Dias atrás, ao me lembrar dessa pessoa concreta e real, me ocorreu a imagem de um buraco negro – aquele ponto no espaço em que as forças do universo se manifestam de forma extrema e misteriosa. 
Em sua sedutora confusão, ela era capaz de atrair as pessoas, roubar a luz que elas emitiam e, de forma inocente e inevitável, esmagá-las. Assim como se imagina que os buracos negros podem levar a outras dimensões, ela também arrastava as pessoas ao seu redor a um território de angústia e perplexidade, aquele em que ela mesma vivia o tempo todo. Era, a despeito da sua doçura essencial, da sua enorme carência, uma personalidade destrutiva, incapaz de obter ou oferecer paz. Um mistério insolúvel para si mesma. Uma alma atormentada. Um buraco negro emocional.
Talvez vocês já tenham se envolvido com gente assim. 
É impossível ignorá-las e parece impossível salvá-las de si mesmas. Movidos por nossos melhores sentimentos, ou pelo mero desejo, somos arrastados a um turbilhão que não é o nosso e rapidamente percebemos que é impossível contê-lo ou sobreviver em seu interior. Quando você descobre que o outro é um rio sem margem, o instinto de sobrevivência recomenda fugir. Quem fica tem histórias difíceis para contar.
A convivência com esses extremos ensina algumas coisas, porém. A mais importante delas é a importância essencial da sanidade. Os seres humanos diferem de incontáveis maneiras e suas neuroses se multiplicam na mesma proporção.
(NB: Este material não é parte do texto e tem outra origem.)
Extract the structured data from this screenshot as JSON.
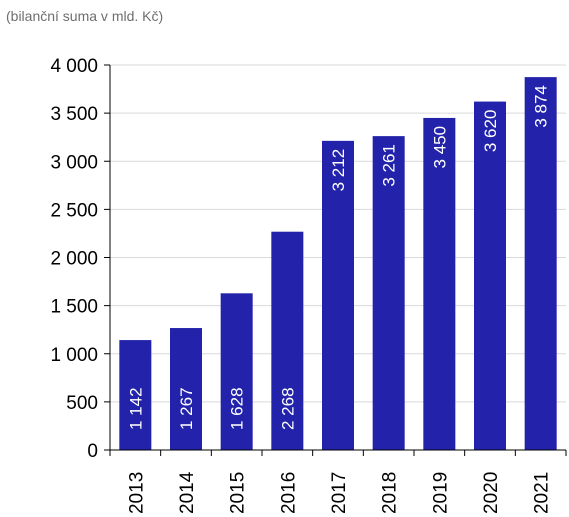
{
  "subtitle": "(bilanční suma v mld. Kč)",
  "colors": {
    "bar": "#2222aa",
    "grid": "#d9d9d9",
    "axis": "#000000",
    "label_inside": "#ffffff"
  },
  "chart_data": {
    "type": "bar",
    "title": "",
    "subtitle": "(bilanční suma v mld. Kč)",
    "xlabel": "",
    "ylabel": "",
    "categories": [
      "2013",
      "2014",
      "2015",
      "2016",
      "2017",
      "2018",
      "2019",
      "2020",
      "2021"
    ],
    "values": [
      1142,
      1267,
      1628,
      2268,
      3212,
      3261,
      3450,
      3620,
      3874
    ],
    "value_labels": [
      "1 142",
      "1 267",
      "1 628",
      "2 268",
      "3 212",
      "3 261",
      "3 450",
      "3 620",
      "3 874"
    ],
    "ylim": [
      0,
      4000
    ],
    "yticks": [
      0,
      500,
      1000,
      1500,
      2000,
      2500,
      3000,
      3500,
      4000
    ],
    "ytick_labels": [
      "0",
      "500",
      "1 000",
      "1 500",
      "2 000",
      "2 500",
      "3 000",
      "3 500",
      "4 000"
    ],
    "grid": true,
    "legend": "none"
  }
}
Mas há, dentro de cada um de nós, uma espécie de termômetro que mede a loucura do outro. Se ela passar do limite aceitável pela tribo, ou por nós mesmos, algo dentro de nós berra e recua. Muitos tivemos essa experiência. 
Você está conhecendo a pessoa, gosta do que vê e do que ouve, mas, de repente, ela diz ou faz algo totalmente fora de contexto, incompreensível e, por isso mesmo, assustador. Pode ser uma explosão de violência, uma mudança radical de humor ou uma conversa sem pé nem cabeça, que você tenta seguir e não consegue. O resultado é o mesmo: aparece um nó no estômago e a atração vira pó. Temos vontade de sair correndo.
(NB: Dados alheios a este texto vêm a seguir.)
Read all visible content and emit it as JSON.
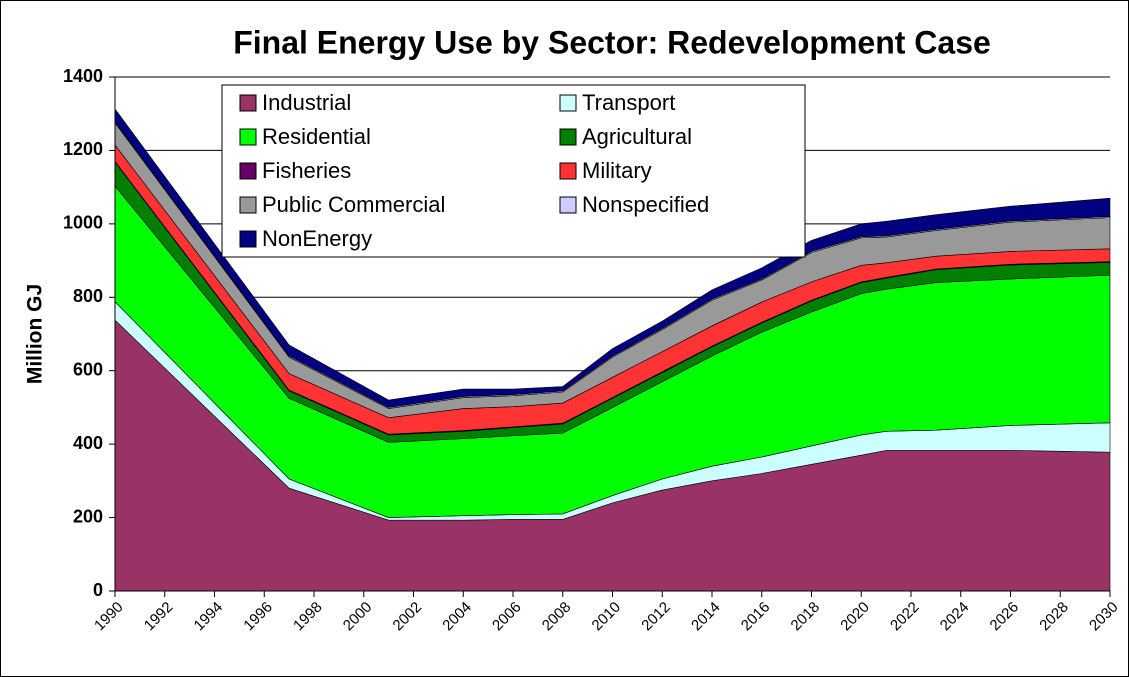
{
  "chart_data": {
    "type": "stacked_area",
    "title": "Final Energy Use by Sector: Redevelopment Case",
    "y_label": "Million GJ",
    "x": [
      1990,
      1997,
      2001,
      2004,
      2006,
      2008,
      2010,
      2012,
      2014,
      2016,
      2018,
      2020,
      2021,
      2023,
      2026,
      2030
    ],
    "xlim": [
      1990,
      2030
    ],
    "xticks": [
      1990,
      1992,
      1994,
      1996,
      1998,
      2000,
      2002,
      2004,
      2006,
      2008,
      2010,
      2012,
      2014,
      2016,
      2018,
      2020,
      2022,
      2024,
      2026,
      2028,
      2030
    ],
    "ylim": [
      0,
      1400
    ],
    "yticks": [
      0,
      200,
      400,
      600,
      800,
      1000,
      1200,
      1400
    ],
    "grid": true,
    "legend": "top-left",
    "series": [
      {
        "name": "Industrial",
        "color": "#993366",
        "values": [
          738,
          280,
          193,
          193,
          195,
          195,
          240,
          275,
          300,
          320,
          345,
          370,
          383,
          383,
          383,
          378
        ]
      },
      {
        "name": "Transport",
        "color": "#ccffff",
        "values": [
          50,
          25,
          7,
          12,
          13,
          15,
          20,
          30,
          40,
          45,
          50,
          55,
          52,
          55,
          68,
          80
        ]
      },
      {
        "name": "Residential",
        "color": "#00ff00",
        "values": [
          315,
          220,
          205,
          210,
          215,
          220,
          240,
          265,
          300,
          340,
          365,
          385,
          387,
          402,
          399,
          402
        ]
      },
      {
        "name": "Agricultural",
        "color": "#008000",
        "values": [
          65,
          20,
          20,
          20,
          22,
          25,
          25,
          25,
          25,
          25,
          30,
          30,
          30,
          35,
          38,
          35
        ]
      },
      {
        "name": "Fisheries",
        "color": "#660066",
        "values": [
          2,
          2,
          2,
          2,
          2,
          2,
          2,
          2,
          2,
          2,
          2,
          2,
          2,
          2,
          2,
          2
        ]
      },
      {
        "name": "Military",
        "color": "#ff3333",
        "values": [
          45,
          45,
          45,
          60,
          55,
          55,
          55,
          55,
          55,
          55,
          50,
          45,
          40,
          35,
          35,
          35
        ]
      },
      {
        "name": "Public Commercial",
        "color": "#999999",
        "values": [
          60,
          45,
          25,
          30,
          30,
          30,
          55,
          60,
          70,
          60,
          80,
          75,
          70,
          70,
          80,
          85
        ]
      },
      {
        "name": "Nonspecified",
        "color": "#ccccff",
        "values": [
          3,
          3,
          3,
          3,
          3,
          3,
          3,
          3,
          3,
          3,
          3,
          3,
          3,
          3,
          3,
          3
        ]
      },
      {
        "name": "NonEnergy",
        "color": "#000080",
        "values": [
          35,
          30,
          20,
          20,
          15,
          12,
          20,
          20,
          25,
          30,
          30,
          35,
          40,
          40,
          40,
          50
        ]
      }
    ]
  }
}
Mas esses são casos extremos.
Em geral, antes de descobrir o pântano mental do outro já estamos enredados. Aí fica mais difícil perceber e escapar da confusão. Aliás, podemos estar apaixonados pelo tumulto. Achamos aquilo tudo fascinante, atraente, único. Pensamos: que pessoa original achei para mim. Leva tempo para entender que ela talvez seja original demais para o seu próprio bem. Custa se desvencilhar de algo assim.
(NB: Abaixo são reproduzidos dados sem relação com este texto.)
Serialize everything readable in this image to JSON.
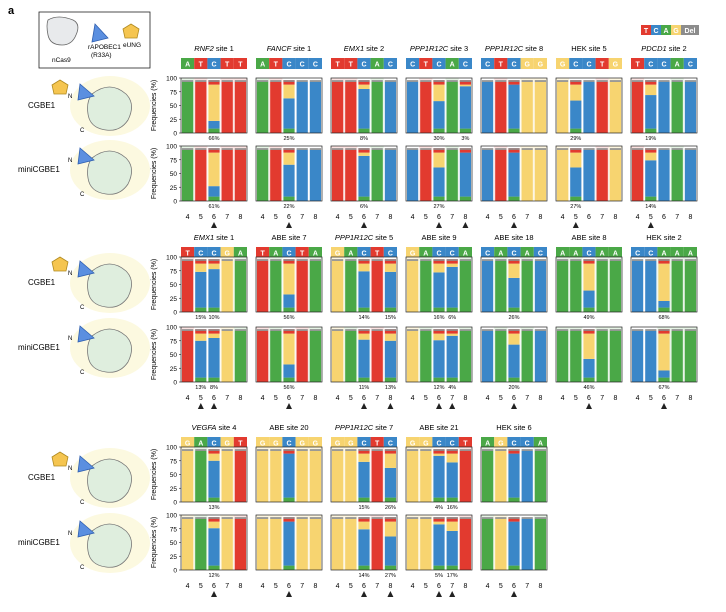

Por isso eu penso nos buracos negros, em como eles arrastam para si tudo ao redor, como são fundamentalmente incompreensíveis e fascinantes, como representam perigo. Eles lembram as personalidades atormentadas. Assim como os buracos negros, é melhor vê-las de longe, no tempo e no espaço, à distância segura de um telescópio. Talvez assim seja possível decifrá-la. Assim é possível sobreviver ao seu fascínio.